I was just wondering, why anybody hasn't gone through the problem I recently have in connection with google protobufs, but after extensive googling, reading the documentation of google's manual page and searching in Stackoverflow-DB, I did not found a solution.

I am using proto2-c++-API on an Ubuntu 14.04.3 LTS, compiling with gcc/g++ over cmake-files.

I have an application that reads binary (serialized) google protocol buffer messages from a file. The programm's purpose then is to send the messages (without deserialization) to another application, which proceeds with processing the actual data.

I now would like to modify some of the messages, read from the file, so I can test the functionality of the second application.
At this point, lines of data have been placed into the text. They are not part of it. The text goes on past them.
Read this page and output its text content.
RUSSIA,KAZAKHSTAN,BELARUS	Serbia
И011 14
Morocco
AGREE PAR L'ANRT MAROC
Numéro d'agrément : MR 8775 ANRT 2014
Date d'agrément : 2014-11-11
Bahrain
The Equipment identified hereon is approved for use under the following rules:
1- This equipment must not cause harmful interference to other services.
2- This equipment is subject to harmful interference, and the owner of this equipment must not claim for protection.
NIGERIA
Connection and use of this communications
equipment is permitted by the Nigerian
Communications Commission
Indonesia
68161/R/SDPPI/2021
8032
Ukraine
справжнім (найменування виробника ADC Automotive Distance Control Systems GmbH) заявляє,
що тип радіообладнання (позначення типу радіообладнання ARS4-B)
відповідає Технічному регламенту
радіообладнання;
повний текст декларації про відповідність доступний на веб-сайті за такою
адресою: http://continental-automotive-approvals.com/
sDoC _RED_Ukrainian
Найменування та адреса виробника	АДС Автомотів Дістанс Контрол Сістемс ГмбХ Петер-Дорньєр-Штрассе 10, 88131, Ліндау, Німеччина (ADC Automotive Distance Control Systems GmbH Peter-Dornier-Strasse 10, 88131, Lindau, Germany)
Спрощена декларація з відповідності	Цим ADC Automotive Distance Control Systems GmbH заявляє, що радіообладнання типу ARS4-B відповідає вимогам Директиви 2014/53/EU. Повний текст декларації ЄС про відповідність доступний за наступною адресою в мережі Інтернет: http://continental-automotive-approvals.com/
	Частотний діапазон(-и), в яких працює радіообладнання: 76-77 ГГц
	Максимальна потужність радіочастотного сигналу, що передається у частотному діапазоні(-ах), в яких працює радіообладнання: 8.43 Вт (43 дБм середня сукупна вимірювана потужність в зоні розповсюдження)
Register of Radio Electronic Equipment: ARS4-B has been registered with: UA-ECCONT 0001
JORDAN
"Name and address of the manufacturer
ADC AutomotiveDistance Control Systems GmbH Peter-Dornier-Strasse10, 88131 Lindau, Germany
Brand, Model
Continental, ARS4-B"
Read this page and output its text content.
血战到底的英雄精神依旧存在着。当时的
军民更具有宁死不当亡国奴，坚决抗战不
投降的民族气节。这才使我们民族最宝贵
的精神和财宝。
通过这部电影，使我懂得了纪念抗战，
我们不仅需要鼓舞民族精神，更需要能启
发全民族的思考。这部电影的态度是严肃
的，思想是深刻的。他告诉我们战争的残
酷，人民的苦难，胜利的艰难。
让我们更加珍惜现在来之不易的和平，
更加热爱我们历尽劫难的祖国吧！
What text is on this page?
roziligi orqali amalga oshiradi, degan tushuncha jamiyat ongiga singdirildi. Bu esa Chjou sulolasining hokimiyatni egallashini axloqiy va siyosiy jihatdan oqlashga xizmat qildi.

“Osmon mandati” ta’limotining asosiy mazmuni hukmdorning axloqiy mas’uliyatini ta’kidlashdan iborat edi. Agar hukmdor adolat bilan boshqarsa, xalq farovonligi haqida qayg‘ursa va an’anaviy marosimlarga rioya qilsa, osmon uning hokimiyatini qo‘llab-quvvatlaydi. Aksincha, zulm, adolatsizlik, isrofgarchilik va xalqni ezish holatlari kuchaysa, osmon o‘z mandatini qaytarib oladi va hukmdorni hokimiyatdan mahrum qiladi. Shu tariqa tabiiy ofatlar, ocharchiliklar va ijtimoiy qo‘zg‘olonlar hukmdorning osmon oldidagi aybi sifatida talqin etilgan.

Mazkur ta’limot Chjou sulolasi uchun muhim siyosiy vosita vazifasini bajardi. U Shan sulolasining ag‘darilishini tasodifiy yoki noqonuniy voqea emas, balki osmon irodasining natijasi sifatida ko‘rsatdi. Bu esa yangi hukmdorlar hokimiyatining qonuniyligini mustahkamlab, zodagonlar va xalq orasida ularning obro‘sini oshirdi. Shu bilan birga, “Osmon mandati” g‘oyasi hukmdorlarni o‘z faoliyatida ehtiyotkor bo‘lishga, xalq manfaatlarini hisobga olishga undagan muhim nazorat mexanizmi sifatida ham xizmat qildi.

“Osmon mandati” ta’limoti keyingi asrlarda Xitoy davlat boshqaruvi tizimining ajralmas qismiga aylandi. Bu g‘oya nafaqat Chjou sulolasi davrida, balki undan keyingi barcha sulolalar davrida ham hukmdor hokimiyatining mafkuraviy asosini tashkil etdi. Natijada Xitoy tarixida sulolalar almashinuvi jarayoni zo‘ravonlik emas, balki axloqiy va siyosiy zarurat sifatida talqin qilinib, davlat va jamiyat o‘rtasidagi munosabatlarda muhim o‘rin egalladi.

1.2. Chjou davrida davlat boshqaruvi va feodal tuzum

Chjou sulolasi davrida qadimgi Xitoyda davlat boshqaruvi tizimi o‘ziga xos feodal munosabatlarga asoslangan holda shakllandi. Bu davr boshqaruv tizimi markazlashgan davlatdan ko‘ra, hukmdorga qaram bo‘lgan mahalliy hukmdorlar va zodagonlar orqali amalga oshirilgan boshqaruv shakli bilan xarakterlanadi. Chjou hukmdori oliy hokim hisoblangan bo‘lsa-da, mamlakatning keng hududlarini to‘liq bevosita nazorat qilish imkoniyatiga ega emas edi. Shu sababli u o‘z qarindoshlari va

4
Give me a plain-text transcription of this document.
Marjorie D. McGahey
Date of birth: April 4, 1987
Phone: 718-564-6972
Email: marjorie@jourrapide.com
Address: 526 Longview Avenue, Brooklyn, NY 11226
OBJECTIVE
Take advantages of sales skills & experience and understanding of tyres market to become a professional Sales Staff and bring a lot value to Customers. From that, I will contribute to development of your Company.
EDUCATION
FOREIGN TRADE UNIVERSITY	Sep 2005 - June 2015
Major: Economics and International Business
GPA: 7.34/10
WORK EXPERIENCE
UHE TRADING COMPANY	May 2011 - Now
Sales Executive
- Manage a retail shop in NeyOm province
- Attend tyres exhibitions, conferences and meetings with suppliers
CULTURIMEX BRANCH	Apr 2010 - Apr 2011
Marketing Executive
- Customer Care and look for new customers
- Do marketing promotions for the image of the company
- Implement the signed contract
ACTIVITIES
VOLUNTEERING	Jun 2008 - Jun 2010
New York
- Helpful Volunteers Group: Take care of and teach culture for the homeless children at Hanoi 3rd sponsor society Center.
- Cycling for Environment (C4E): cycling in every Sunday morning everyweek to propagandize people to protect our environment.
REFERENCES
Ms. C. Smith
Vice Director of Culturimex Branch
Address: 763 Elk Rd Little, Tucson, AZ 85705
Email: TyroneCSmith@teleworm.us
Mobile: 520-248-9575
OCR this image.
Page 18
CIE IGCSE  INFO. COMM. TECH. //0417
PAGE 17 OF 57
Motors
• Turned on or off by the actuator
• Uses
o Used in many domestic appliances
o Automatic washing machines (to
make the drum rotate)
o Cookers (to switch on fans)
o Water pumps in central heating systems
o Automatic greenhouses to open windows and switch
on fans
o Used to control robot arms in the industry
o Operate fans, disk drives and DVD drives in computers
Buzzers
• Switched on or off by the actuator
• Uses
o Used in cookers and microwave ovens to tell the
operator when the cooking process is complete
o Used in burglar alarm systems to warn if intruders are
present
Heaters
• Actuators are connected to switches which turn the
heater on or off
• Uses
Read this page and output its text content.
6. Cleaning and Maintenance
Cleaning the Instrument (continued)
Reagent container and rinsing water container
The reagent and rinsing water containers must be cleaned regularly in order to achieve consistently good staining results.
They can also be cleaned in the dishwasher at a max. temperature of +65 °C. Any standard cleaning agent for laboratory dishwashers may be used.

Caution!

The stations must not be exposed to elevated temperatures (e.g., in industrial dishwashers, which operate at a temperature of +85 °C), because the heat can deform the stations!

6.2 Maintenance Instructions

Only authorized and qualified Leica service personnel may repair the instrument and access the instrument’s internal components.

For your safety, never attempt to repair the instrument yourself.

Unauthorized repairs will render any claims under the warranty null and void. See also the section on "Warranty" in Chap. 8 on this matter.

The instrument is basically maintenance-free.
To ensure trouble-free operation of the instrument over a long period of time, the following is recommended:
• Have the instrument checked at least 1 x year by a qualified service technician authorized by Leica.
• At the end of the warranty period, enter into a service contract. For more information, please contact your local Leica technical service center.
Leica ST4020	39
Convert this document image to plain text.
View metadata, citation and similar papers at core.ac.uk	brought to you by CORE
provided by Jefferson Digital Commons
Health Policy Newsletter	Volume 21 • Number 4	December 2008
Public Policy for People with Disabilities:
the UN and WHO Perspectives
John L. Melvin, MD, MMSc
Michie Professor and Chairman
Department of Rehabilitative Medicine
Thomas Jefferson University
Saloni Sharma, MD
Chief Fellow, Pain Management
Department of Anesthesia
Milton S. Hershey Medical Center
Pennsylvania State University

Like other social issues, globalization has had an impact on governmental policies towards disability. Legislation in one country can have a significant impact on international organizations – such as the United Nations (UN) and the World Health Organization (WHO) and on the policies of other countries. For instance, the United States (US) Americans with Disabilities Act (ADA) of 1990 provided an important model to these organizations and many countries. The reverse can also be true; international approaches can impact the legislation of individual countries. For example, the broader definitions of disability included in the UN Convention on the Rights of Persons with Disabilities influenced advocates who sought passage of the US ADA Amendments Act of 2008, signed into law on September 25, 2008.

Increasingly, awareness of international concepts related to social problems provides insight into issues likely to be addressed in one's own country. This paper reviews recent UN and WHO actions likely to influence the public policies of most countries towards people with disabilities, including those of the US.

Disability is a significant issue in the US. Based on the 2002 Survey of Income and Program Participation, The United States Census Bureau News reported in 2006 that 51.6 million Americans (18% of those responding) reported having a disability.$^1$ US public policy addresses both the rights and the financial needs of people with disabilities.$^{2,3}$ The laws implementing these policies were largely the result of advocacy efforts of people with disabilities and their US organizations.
Unfortunately my message includes a lot of nested messages, so after deserializing I have to call something like

message().a().b().c()....x().value(); 

to be able to work with the actual data.

My question now is, how I can change the value of x without creating another message of type message where I also have to create all sub-messages ( a,b,c... ) and allocate these with the respective predecessor like in the following pseudo-code?!

a = new a();
b = new b();
c = new c();
...
v = new v();
w = new w();
x = new x();
x.set_value();
w.set_allocated_x_value(x);
v.set_allocated_w_value(w);
...
a.set_allocated_b_value(b);
message.set_allocated_a_value(a);

...
/* forward message to second application */
...


delete x;
delete w;
...
delete a;

Obviously it is not possible to call set_value directly on the message -objects, respectively its sub-objects like message().a().b().c()....x().set_value(); , as one would violate the const requirements of the auto-generated protobuf-messages, where it is not allowed to call a setter-method on a const object: error: passing xxx as 'this' argument of xxx discards qualifiers

I would appreciate any creative solution to avoid implementing the recursive new-set_allocated-delete code, posted above.

Thanks in advance

The key to this is to use the mutable_x() accessors, so in your example you would do something like this:

message.mutable_a()->mutable_b()->mutable_c()->set_value(42);

The set_allocated_* methods are actually not really recommended unless you really know what you're doing, because they give you special control over memory management that you ordinarily should not need unless you're specifically trying to optimize a particular piece of code.